Support Questions
Find answers, ask questions, and share your expertise

Yarn LinuxContainerExecutor with Docker fails to read environment variables

New Contributor

Hello, I set up the LinuxContainerExecutor  in Hadoop 3.1.4 to be able to launch jobs using Docker as the executor container.

 

However, I'm facing some problems.

 

First, If I set the parameters like in the documentation:

-Dmapreduce.map.env.YARN_CONTAINER_RUNTIME_TYPE=docker

-Dmapreduce.map.env.YARN_CONTAINER_RUNTIME_DOCKER_MOUNTS=$MOUNTS

-Dmapreduce.map.env.YARN_CONTAINER_RUNTIME_DOCKER_IMAGE=$IMAGE_ID

-Dmapreduce.reduce.env=YARN_CONTAINER_RUNTIME_TYPE=docker

-Dmapreduce.reduce.env=YARN_CONTAINER_RUNTIME_DOCKER_MOUNTS=$MOUNTS

-Dmapreduce.reduce.env=YARN_CONTAINER_RUNTIME_DOCKER_IMAGE=$IMAGE_ID

 

Those are all ignored and the hadoop job starts without using docker.

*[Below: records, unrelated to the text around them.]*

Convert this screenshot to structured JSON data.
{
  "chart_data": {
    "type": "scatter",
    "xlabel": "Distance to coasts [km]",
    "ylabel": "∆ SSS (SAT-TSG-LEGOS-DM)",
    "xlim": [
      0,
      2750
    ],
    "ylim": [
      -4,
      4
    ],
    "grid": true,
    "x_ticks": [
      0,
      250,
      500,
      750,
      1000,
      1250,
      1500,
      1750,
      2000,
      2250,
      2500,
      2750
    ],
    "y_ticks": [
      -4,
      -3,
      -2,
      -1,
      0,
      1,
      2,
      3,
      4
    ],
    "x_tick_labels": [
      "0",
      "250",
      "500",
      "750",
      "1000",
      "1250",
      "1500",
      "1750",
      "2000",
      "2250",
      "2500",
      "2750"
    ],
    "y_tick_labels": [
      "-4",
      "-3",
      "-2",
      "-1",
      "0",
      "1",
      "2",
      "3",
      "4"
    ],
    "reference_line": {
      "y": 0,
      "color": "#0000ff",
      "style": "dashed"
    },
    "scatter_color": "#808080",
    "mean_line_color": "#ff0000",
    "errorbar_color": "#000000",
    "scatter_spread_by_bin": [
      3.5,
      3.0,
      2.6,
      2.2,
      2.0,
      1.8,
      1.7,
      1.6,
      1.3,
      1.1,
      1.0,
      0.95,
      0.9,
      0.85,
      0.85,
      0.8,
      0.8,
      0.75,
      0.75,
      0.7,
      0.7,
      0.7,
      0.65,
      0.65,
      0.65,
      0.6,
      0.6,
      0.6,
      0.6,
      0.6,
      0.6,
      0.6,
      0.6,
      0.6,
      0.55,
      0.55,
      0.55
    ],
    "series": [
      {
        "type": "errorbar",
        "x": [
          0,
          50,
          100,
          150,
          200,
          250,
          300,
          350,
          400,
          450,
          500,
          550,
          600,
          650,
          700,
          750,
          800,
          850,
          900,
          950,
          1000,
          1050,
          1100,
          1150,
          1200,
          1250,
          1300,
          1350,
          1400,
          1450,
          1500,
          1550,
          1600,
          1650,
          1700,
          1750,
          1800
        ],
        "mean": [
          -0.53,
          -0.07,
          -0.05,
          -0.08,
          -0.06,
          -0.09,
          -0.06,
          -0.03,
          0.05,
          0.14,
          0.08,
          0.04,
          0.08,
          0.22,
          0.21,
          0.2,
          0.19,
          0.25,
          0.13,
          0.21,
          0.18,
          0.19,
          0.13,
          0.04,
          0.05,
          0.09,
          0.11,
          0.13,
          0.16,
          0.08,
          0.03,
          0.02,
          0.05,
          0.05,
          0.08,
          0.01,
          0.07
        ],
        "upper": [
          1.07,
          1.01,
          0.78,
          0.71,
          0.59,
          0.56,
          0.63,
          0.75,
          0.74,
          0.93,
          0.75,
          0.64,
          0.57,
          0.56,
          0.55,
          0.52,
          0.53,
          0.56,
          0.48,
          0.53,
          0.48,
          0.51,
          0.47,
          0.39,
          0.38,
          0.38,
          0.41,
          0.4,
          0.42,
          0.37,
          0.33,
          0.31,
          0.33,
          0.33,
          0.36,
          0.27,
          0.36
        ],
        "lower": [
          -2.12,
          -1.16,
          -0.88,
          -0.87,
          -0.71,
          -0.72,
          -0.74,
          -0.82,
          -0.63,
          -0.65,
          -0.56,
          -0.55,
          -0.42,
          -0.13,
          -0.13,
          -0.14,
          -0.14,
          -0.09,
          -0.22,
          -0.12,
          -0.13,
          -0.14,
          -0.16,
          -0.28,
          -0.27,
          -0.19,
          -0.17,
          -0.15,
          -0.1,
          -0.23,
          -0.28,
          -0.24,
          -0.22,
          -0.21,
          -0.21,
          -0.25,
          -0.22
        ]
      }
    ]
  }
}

Also, these environment variables are not appearing in the logs

 

If I set the parameters as a list In the "env":

-Dmapreduce.map.env=YARN_CONTAINER_RUNTIME_TYPE=docker,YARN_CONTAINER_RUNTIME_DOCKER_MOUNTS=$MOUNTS,YARN_CONTAINER_RUNTIME_DOCKER_IMAGE=$IMAGE_ID

-Dmapreduce.reduce.env=YARN_CONTAINER_RUNTIME_TYPE=docker,YARN_CONTAINER_RUNTIME_DOCKER_MOUNTS=$MOUNTS,YARN_CONTAINER_RUNTIME_DOCKER_IMAGE=$IMAGE_ID

 

Then the parameters are accepted and appear in the logs, however, for the YARN_CONTAINER_RUNTIME_DOCKER_MOUNTS, only the first directory is mounted, and the rest are all ignored, failing for most of the jobs, as I have to mount directories for different locations and I then the docker can't run with proper configuration.

 

Has anybody faced some issues or there is a known solution?

 

Thank you in advance